Pro-GNA forces today said they had encircled the jihadists in less than two square kilometres (0.7 square mile) in Sirte, after staging an assault the previous day on its last two IS-held districts.
The anti-IS fighters "seized a little more than half of district number three and 70 per cent of district number one" in the city's downtown seafront area, they said.

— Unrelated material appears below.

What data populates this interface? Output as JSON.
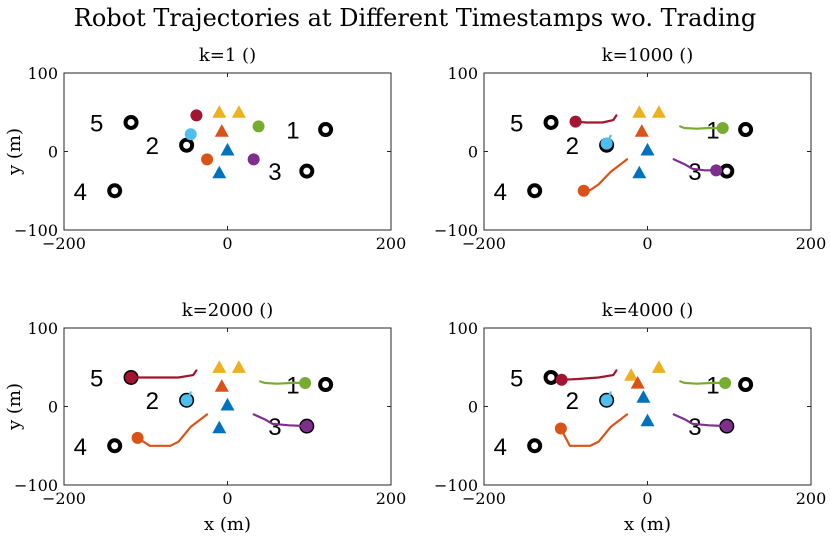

At least 34 pro-GNA fighters have been killed and 185 wounded since they began their "final battle" to retake the whole of Sirte yesterday, the hospital for the loyalist forces said.
IS casualty figures were unavailable.
The jihadists had deployed at least 12 suicide car bombs in a last bid to slow the loyalist advance, pro-GNA forces said.
After sporadic clashes during the night, the front was calm on Monday morning, according to an AFP photographer in the city 450 kilometres east of Tripoli.
In June 2015, IS fighters seized Sirte, hoisting their black flag above the city's buildings and roaming its streets to check that men respected prayer times and women did not venture outdoors without a male guardian.
The pro-GNA forces fought their way into Sirte on June 9, but their advance was hampered by snipers, suicide bombings and booby traps.
More than 370 pro-GNA fighters have been killed and nearly 2,000 wounded in the battle for Sirte since May, according to medical sources.
Loyalist forces are mostly militias from western cities backing the unity government of premier-designate Fayez al-Sarraj and the guards of oil installations that IS has repeatedly tried to seize.
Backed by US air strikes since August 1, they managed to seize the jihadists' headquarters at the Ouagadougou conference centre on August 10, pinning down IS fighters near the sea.